In this quick skills post, we cover everything you need to know to send large files successfully via email.
What’s the maximum size of an email attachment?
In general, when attaching files to an email, you can be pretty confident that up to 10 MB of attachments will be okay. Today, few email servers have smaller limits than this (though some old office set ups may have lower limits). Gmail and Yahoo Mail, by way of example, both allow you to attach up to 25 MB.
However, just because you can attach and send it, doesn’t necessarily mean it can be received. The server being used by the intended recipient must be set up to accept attachments larger than 10 MB, and that’s far from a certainty.
How do you know how much you’ve attached? All email services display the size of the file in brackets. Simply keep track of what your attachments are adding up to. If your attachments exceed 10 MB, consider one of the options below.
Sometimes the file size will display in KB (kilobytes), rather than MB (megabytes). There are 1024 kilobytes in one megabyte, but for the purposes of quick mental arithmetic you can work on the basis of their being 1,000 (if you’re after an accurate answer Google will display a quick conversion calculator if you search phrases like “how many MB is 716.8 KB”).
Shrink the file
What options do you have when you really need to send a file, but you’ve hit the upload limit? If you’re just a little over the limit, you may be able to resolve the issue simply by compressing your original file.
To do this, just find the file in its folder, right-click over it, and select “compress.” Compressing a file in this way will often shave around 20% off a file, helping you to sneak in under the attachment restriction.
Split up files into multi-part archives
If you’d still like to send your file via email, then you can take steps to split your file up into smaller parts. For instance, if you had a 15 MB document that you needed to email, you could opt to use file compression software like 7-Zip (works with Windows only) to create an archive containing that file, splitting it into two 7.5 MB pieces.
There are step-by-step instructions for splitting up larger files into smaller parts over on the How-To Geek blog.
You could then attach each of the individual pieces to separate emails, remembering to alert the recipient that you’re doing this.

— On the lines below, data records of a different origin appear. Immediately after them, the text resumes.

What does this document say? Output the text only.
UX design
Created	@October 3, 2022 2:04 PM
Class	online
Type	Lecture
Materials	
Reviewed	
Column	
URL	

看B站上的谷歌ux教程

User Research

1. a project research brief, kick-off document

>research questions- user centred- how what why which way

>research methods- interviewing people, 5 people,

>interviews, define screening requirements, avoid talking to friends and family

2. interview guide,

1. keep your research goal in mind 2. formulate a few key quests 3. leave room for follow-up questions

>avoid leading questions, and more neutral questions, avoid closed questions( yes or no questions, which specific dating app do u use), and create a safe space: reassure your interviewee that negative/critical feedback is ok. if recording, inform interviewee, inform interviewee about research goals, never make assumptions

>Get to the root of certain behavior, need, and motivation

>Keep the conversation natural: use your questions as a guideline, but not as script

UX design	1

The recipient would have to download each attachment separately and then use a file extraction program to extract the larger, divided-up file, and piece it back together.
This method works but is pretty time-consuming. There is one other option, though.

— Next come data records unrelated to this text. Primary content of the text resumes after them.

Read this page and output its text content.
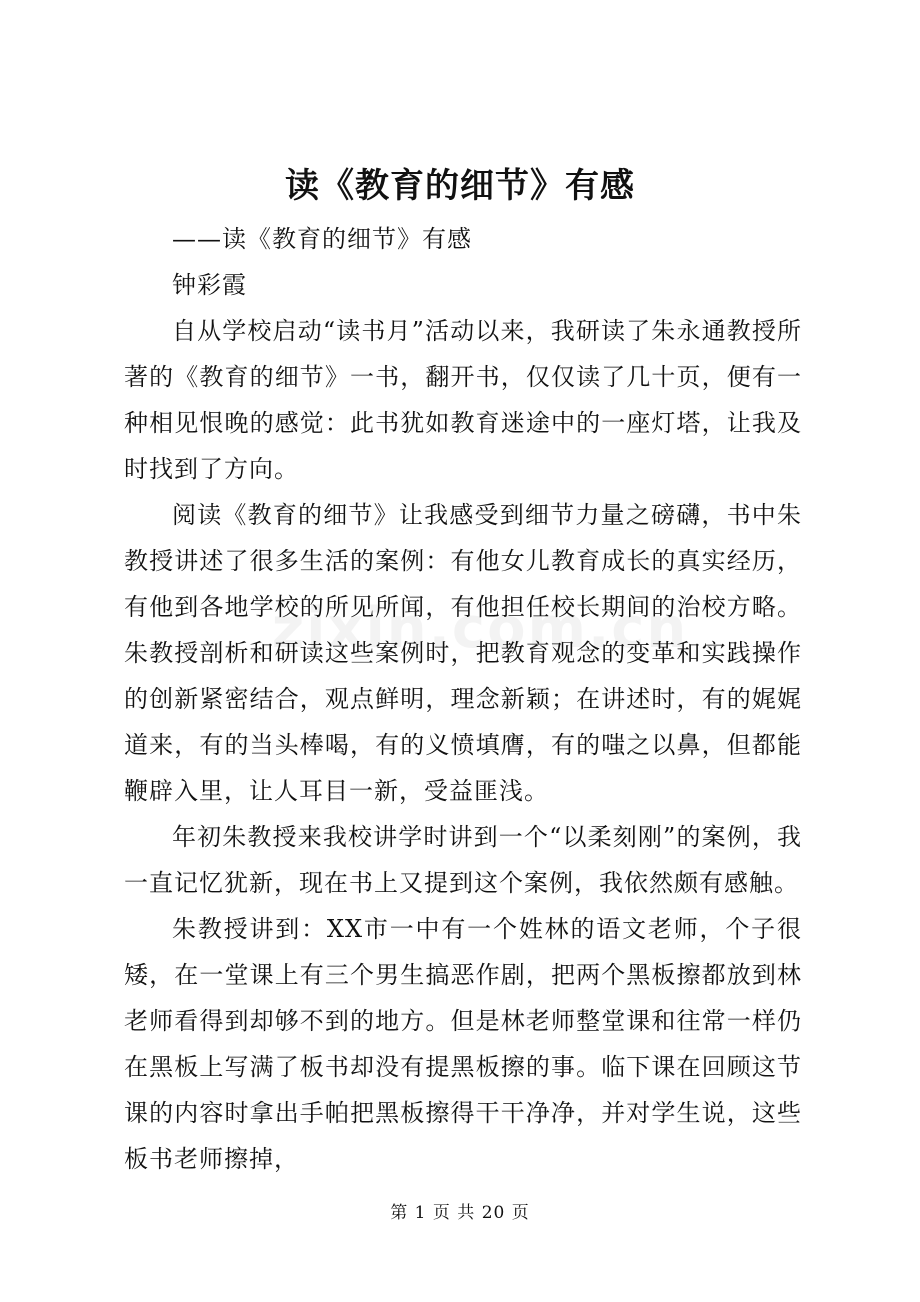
读《教育的细节》有感

——读《教育的细节》有感

钟彩霞

自从学校启动“读书月”活动以来，我研读了朱永通教授所著的《教育的细节》一书，翻开书，仅仅读了几十页，便有一种相见恨晚的感觉：此书犹如教育迷途中的一座灯塔，让我及时找到了方向。

阅读《教育的细节》让我感受到细节力量之磅礴，书中朱教授讲述了很多生活的案例：有他女儿教育成长的真实经历，有他到各地学校的所见所闻，有他担任校长期间的治校方略。朱教授剖析和研读这些案例时，把教育观念的变革和实践操作的创新紧密结合，观点鲜明，理念新颖；在讲述时，有的娓娓道来，有的当头棒喝，有的义愤填膺，有的嗤之以鼻，但都能鞭辟入里，让人耳目一新，受益匪浅。

年初朱教授来我校讲学时讲到一个“以柔刻刚”的案例，我一直记忆犹新，现在书上又提到这个案例，我依然颇有感触。

朱教授讲到：XX市一中有一个姓林的语文老师，个子很矮，在一堂课上有三个男生搞恶作剧，把两个黑板擦都放到林老师看得到却够不到的地方。但是林老师整堂课和往常一样仍在黑板上写满了板书却没有提黑板擦的事。临下课在回顾这节课的内容时拿出手帕把黑板擦得干干净净，并对学生说，这些板书老师擦掉，

第 1 页 共 20 页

Send files via a cloud storage service
The simplest option, when sending files that are too large or too numerous, is instead to make use of a cloud storage and file-sharing service. There’s several secure and trustworthy options available, including Dropbox and Google Drive.

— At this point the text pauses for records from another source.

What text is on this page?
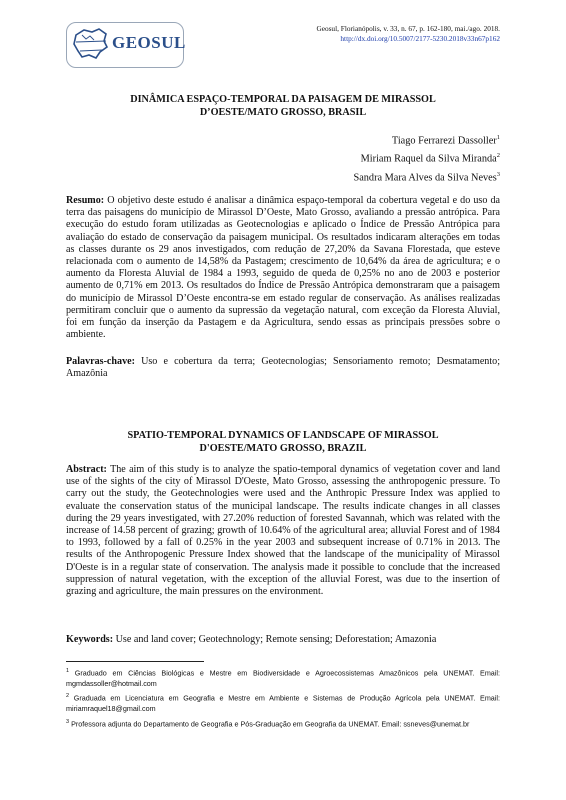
GEOSUL
Geosul, Florianópolis, v. 33, n. 67, p. 162-180, mai./ago. 2018.
http://dx.doi.org/10.5007/2177-5230.2018v33n67p162
DINÂMICA ESPAÇO-TEMPORAL DA PAISAGEM DE MIRASSOL
D’OESTE/MATO GROSSO, BRASIL
Tiago Ferrarezi Dassoller$^1$
Miriam Raquel da Silva Miranda$^2$
Sandra Mara Alves da Silva Neves$^3$
Resumo: O objetivo deste estudo é analisar a dinâmica espaço-temporal da cobertura vegetal e do uso da terra das paisagens do município de Mirassol D’Oeste, Mato Grosso, avaliando a pressão antrópica. Para execução do estudo foram utilizadas as Geotecnologias e aplicado o Índice de Pressão Antrópica para avaliação do estado de conservação da paisagem municipal. Os resultados indicaram alterações em todas as classes durante os 29 anos investigados, com redução de 27,20% da Savana Florestada, que esteve relacionada com o aumento de 14,58% da Pastagem; crescimento de 10,64% da área de agricultura; e o aumento da Floresta Aluvial de 1984 a 1993, seguido de queda de 0,25% no ano de 2003 e posterior aumento de 0,71% em 2013. Os resultados do Índice de Pressão Antrópica demonstraram que a paisagem do município de Mirassol D’Oeste encontra-se em estado regular de conservação. As análises realizadas permitiram concluir que o aumento da supressão da vegetação natural, com exceção da Floresta Aluvial, foi em função da inserção da Pastagem e da Agricultura, sendo essas as principais pressões sobre o ambiente.
Palavras-chave: Uso e cobertura da terra; Geotecnologias; Sensoriamento remoto; Desmatamento; Amazônia
SPATIO-TEMPORAL DYNAMICS OF LANDSCAPE OF MIRASSOL
D'OESTE/MATO GROSSO, BRAZIL
Abstract: The aim of this study is to analyze the spatio-temporal dynamics of vegetation cover and land use of the sights of the city of Mirassol D'Oeste, Mato Grosso, assessing the anthropogenic pressure. To carry out the study, the Geotechnologies were used and the Anthropic Pressure Index was applied to evaluate the conservation status of the municipal landscape. The results indicate changes in all classes during the 29 years investigated, with 27.20% reduction of forested Savannah, which was related with the increase of 14.58 percent of grazing; growth of 10.64% of the agricultural area; alluvial Forest and of 1984 to 1993, followed by a fall of 0.25% in the year 2003 and subsequent increase of 0.71% in 2013. The results of the Anthropogenic Pressure Index showed that the landscape of the municipality of Mirassol D'Oeste is in a regular state of conservation. The analysis made it possible to conclude that the increased suppression of natural vegetation, with the exception of the alluvial Forest, was due to the insertion of grazing and agriculture, the main pressures on the environment.
Keywords: Use and land cover; Geotechnology; Remote sensing; Deforestation; Amazonia
$^1$ Graduado em Ciências Biológicas e Mestre em Biodiversidade e Agroecossistemas Amazônicos pela UNEMAT. Email: mgmdassoller@hotmail.com
$^2$ Graduada em Licenciatura em Geografia e Mestre em Ambiente e Sistemas de Produção Agrícola pela UNEMAT. Email: miriamraquel18@gmail.com
$^3$ Professora adjunta do Departamento de Geografia e Pós-Graduação em Geografia da UNEMAT. Email: ssneves@unemat.br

The two biggest web-based email services, Gmail and Outlook.com, have both integrated their file-sharing services (Google Drive and SkyDrive respectively) into their products. Attempt to send a file that is too large and you’ll be prompted to upload it to the cloud and to share a link instead.
If you’re sending your message via Outlook on your desktop, or you prefer an online storage service that doesn’t integrate directly with an email provider (such as Dropbox), don’t worry. Just upload your file, right-click over it, and select “share link”. Just paste the link into your email and the recipient will be able to access the file by clicking it.